Ben volta pro quarto, rindo, e eu corro novamente. Chego na floricultura as sete e dois, e a senhora Martins está parada na frente da porta de vidro, tentando acertar a chave.
- Bom dia! - falo, apressando-me para ajudá-la com as chaves
- Bom dia, querida. - ela sorri - Hoje será um dia e tanto!
Concordo, finalmente abrindo a porta. Dentro da loja está quente, então eu tiro meu casaco e pego o da senhora Martins também, levando-os para o fundo, onde os penduro e começo o meu trabalho.
Vou até a estufa e vejo como estão as plantas. Algumas floresceram durante a noite e agora enfeitam a estufa com suas cores.

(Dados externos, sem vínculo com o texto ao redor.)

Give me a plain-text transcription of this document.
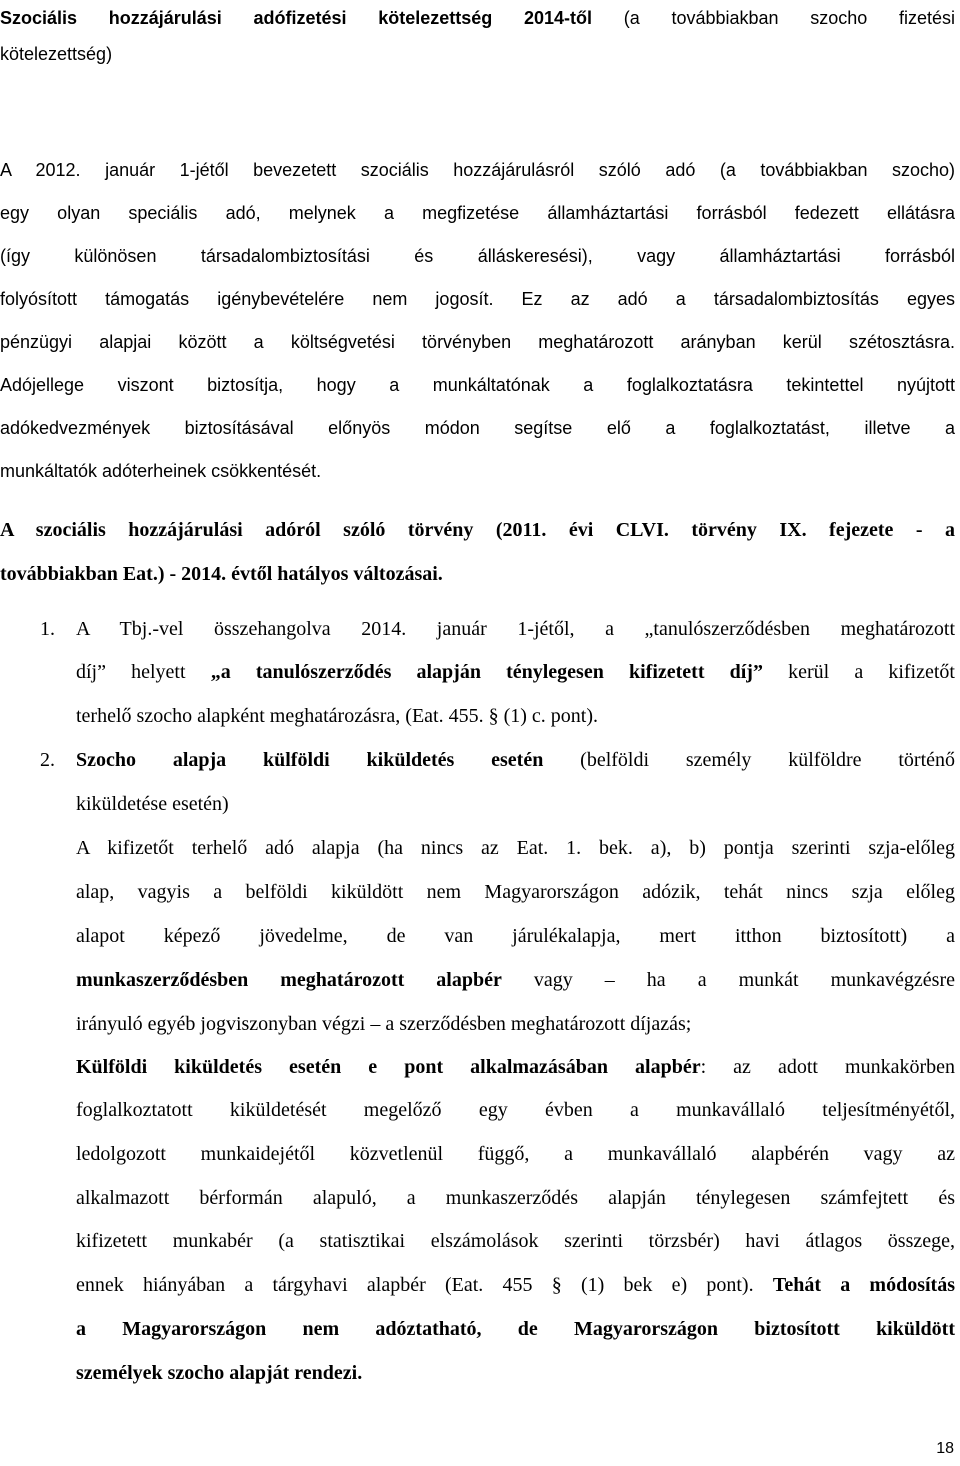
Szociális hozzájárulási adófizetési kötelezettség 2014-től (a továbbiakban szocho fizetési
kötelezettség)
A 2012. január 1-jétől bevezetett szociális hozzájárulásról szóló adó (a továbbiakban szocho)
egy olyan speciális adó, melynek a megfizetése államháztartási forrásból fedezett ellátásra
(így különösen társadalombiztosítási és álláskeresési), vagy államháztartási forrásból
folyósított támogatás igénybevételére nem jogosít. Ez az adó a társadalombiztosítás egyes
pénzügyi alapjai között a költségvetési törvényben meghatározott arányban kerül szétosztásra.
Adójellege viszont biztosítja, hogy a munkáltatónak a foglalkoztatásra tekintettel nyújtott
adókedvezmények biztosításával előnyös módon segítse elő a foglalkoztatást, illetve a
munkáltatók adóterheinek csökkentését.
A szociális hozzájárulási adóról szóló törvény (2011. évi CLVI. törvény IX. fejezete - a
továbbiakban Eat.) - 2014. évtől hatályos változásai.
1. A Tbj.-vel összehangolva 2014. január 1-jétől, a „tanulószerződésben meghatározott
díj” helyett „a tanulószerződés alapján ténylegesen kifizetett díj” kerül a kifizetőt
terhelő szocho alapként meghatározásra, (Eat. 455. § (1) c. pont).
2. Szocho alapja külföldi kiküldetés esetén (belföldi személy külföldre történő
kiküldetése esetén)
A kifizetőt terhelő adó alapja (ha nincs az Eat. 1. bek. a), b) pontja szerinti szja-előleg
alap, vagyis a belföldi kiküldött nem Magyarországon adózik, tehát nincs szja előleg
alapot képező jövedelme, de van járulékalapja, mert itthon biztosított) a
munkaszerződésben meghatározott alapbér vagy – ha a munkát munkavégzésre
irányuló egyéb jogviszonyban végzi – a szerződésben meghatározott díjazás;
Külföldi kiküldetés esetén e pont alkalmazásában alapbér: az adott munkakörben
foglalkoztatott kiküldetését megelőző egy évben a munkavállaló teljesítményétől,
ledolgozott munkaidejétől közvetlenül függő, a munkavállaló alapbérén vagy az
alkalmazott bérformán alapuló, a munkaszerződés alapján ténylegesen számfejtett és
kifizetett munkabér (a statisztikai elszámolások szerinti törzsbér) havi átlagos összege,
ennek hiányában a tárgyhavi alapbér (Eat. 455 § (1) bek e) pont). Tehát a módosítás
a Magyarországon nem adóztatható, de Magyarországon biztosított kiküldött
személyek szocho alapját rendezi.
18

Escuto o sino da porta anunciando o primeiro cliente e me apresso para pegar algumas da flores. Logo a loja estaria cheia, o natal era a data comemorativa que mais vendíamos depois do dia dos namorados e do dia das mães, e por isso sempre eramos a loja do bairro a fechar mais tarde.
Depois de atender alguns clientes, começo a sentir meu estomago embrulhar. Encosto no balcão, respirando fundo.
- Você está bem? - uma garota que estava na loja pergunta, apreensiva, e a senhora Martins se junta a ela - Você não quer descansar um pouco?
Nego com a cabeça;
- Estou bem, só estou um pouco - sou interrompida pelo meu próprio vômito. Felizmente, consigo correr até a lixeira - enjoada - termino, sentando no chão.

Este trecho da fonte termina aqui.